Hypodermic’s eyes glowed like heated coals. “It’s also a subtle way of telling you to be careful. On the Island of the Gods, some are not as patient and tolerant as we are.”

***

The sky of Heaven had turned a chill, early morning bleak, and the nuns wading in the water were shivering despite their green rubber thigh boots as they floated the blue-white, wet body toward the others who were waiting on the lakeshore. As they reached the shallows, more nuns got down into the water, soaking the long hems and flowing sleeves of their black habits. Very gently they lifted the corpse that had once been a woman from the water, over the lily pads, and laid it on the grass at the margin the lake. A cartoon deer came into sight from out of a grove of pines, saw what was happening, and turned tail and fled. It was plainly no place for Bambis or bluebirds. The nun Bernadette, who had been leading the search party, detached herself from the shocked group around the body, stripped off her rubber waders, and walked to where Aimee, Semple, and Mr. Thomas were waiting, flanked by a half dozen of Semple’s rubber guards. “It’s her. It’s Mary-Theresa. She’s been strangled and mutilated.”

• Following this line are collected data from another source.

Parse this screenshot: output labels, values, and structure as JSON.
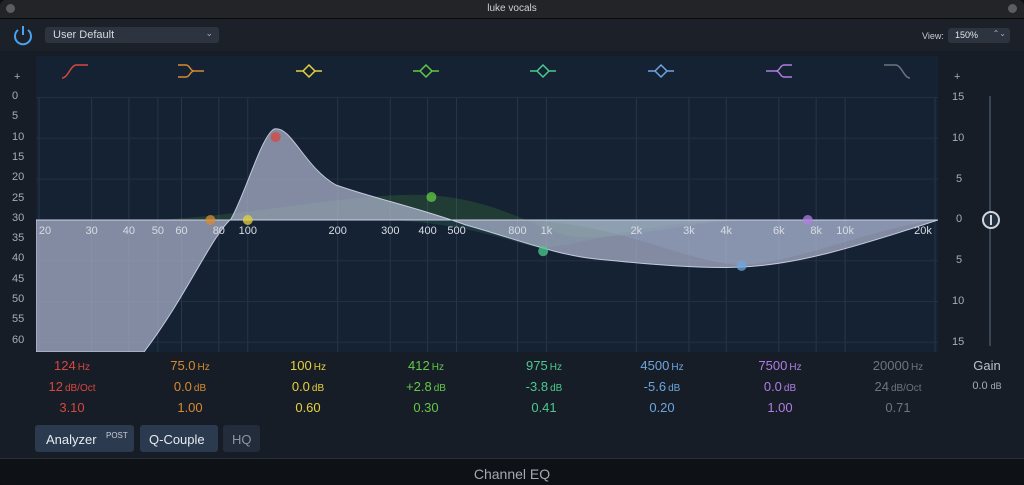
{
  "window": {
    "title": "luke vocals",
    "footer_label": "Channel EQ"
  },
  "toolbar": {
    "power_state": "on",
    "preset": "User Default",
    "view_label": "View:",
    "view_value": "150%"
  },
  "left_scale": {
    "plus": "+",
    "labels": [
      "0",
      "5",
      "10",
      "15",
      "20",
      "25",
      "30",
      "35",
      "40",
      "45",
      "50",
      "55",
      "60"
    ]
  },
  "right_scale": {
    "plus": "+",
    "labels": [
      "15",
      "10",
      "5",
      "0",
      "5",
      "10",
      "15"
    ]
  },
  "freq_labels": [
    "20",
    "30",
    "40",
    "50",
    "60",
    "80",
    "100",
    "200",
    "300",
    "400",
    "500",
    "800",
    "1k",
    "2k",
    "3k",
    "4k",
    "6k",
    "8k",
    "10k",
    "20k"
  ],
  "bands": [
    {
      "name": "low-cut",
      "color": "#d9463f",
      "freq": "124",
      "freq_unit": "Hz",
      "gain": "12",
      "gain_unit": "dB/Oct",
      "q": "3.10"
    },
    {
      "name": "low-shelf",
      "color": "#d98a2f",
      "freq": "75.0",
      "freq_unit": "Hz",
      "gain": "0.0",
      "gain_unit": "dB",
      "q": "1.00"
    },
    {
      "name": "parametric-1",
      "color": "#e6d23c",
      "freq": "100",
      "freq_unit": "Hz",
      "gain": "0.0",
      "gain_unit": "dB",
      "q": "0.60"
    },
    {
      "name": "parametric-2",
      "color": "#63c846",
      "freq": "412",
      "freq_unit": "Hz",
      "gain": "+2.8",
      "gain_unit": "dB",
      "q": "0.30"
    },
    {
      "name": "parametric-3",
      "color": "#4dc98d",
      "freq": "975",
      "freq_unit": "Hz",
      "gain": "-3.8",
      "gain_unit": "dB",
      "q": "0.41"
    },
    {
      "name": "parametric-4",
      "color": "#6ea5de",
      "freq": "4500",
      "freq_unit": "Hz",
      "gain": "-5.6",
      "gain_unit": "dB",
      "q": "0.20"
    },
    {
      "name": "high-shelf",
      "color": "#b07ee0",
      "freq": "7500",
      "freq_unit": "Hz",
      "gain": "0.0",
      "gain_unit": "dB",
      "q": "1.00"
    },
    {
      "name": "high-cut",
      "color": "#6d7480",
      "freq": "20000",
      "freq_unit": "Hz",
      "gain": "24",
      "gain_unit": "dB/Oct",
      "q": "0.71"
    }
  ],
  "gain": {
    "label": "Gain",
    "value": "0.0",
    "unit": "dB"
  },
  "buttons": {
    "analyzer": "Analyzer",
    "analyzer_mode": "POST",
    "q_couple": "Q-Couple",
    "hq": "HQ"
  }
}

Bernadette didn’t have to say anything else. Her expression told it all. The slaying was without question the handiwork of the nowvanished Jesus, and she, and presumably at least a majority of the other nuns, held both Aimee and Semple, who had brought him there, directly responsible. The nuns weren’t going to accept the excuse that Mary-Theresa hadn’t really died but only temporarily returned to the Great Double Helix. The suffering that had been inflicted on her before she’d discorporated was more than enough to leave her scarred for her next three or four incarnations, and the nuns wanted payback. If they couldn’t get Jesus himself, the two sisters would be the next best thing.

“He has to be found.”

“I’ve got nuns looking for him all over, but there’s a distinct chance that he’s already out of here.”

Semple and Aimee exchanged glances. The situation appeared increasingly sticky. Semple knew that all Aimee wanted to do was cut loose and rage all over her, but she wasn’t about to do it while the nuns were watching. Under the constant scrutiny, they had to maintain a united front and pray that Jesus was still around and would be caught. Semple walked past Bernadette to where the body was lying on the grass. The nuns around it glared at her with open hostility, but so far they didn’t seem to feel ready to make any kind of overt move, although one of them did snarl out of the corner of her mouth, “Why don’t you get away from her? You’re not wanted here.”

Semple glanced down at the corpse and then fixed the nun with a glacial glare. “Believe me, I don’t want to be here, either.”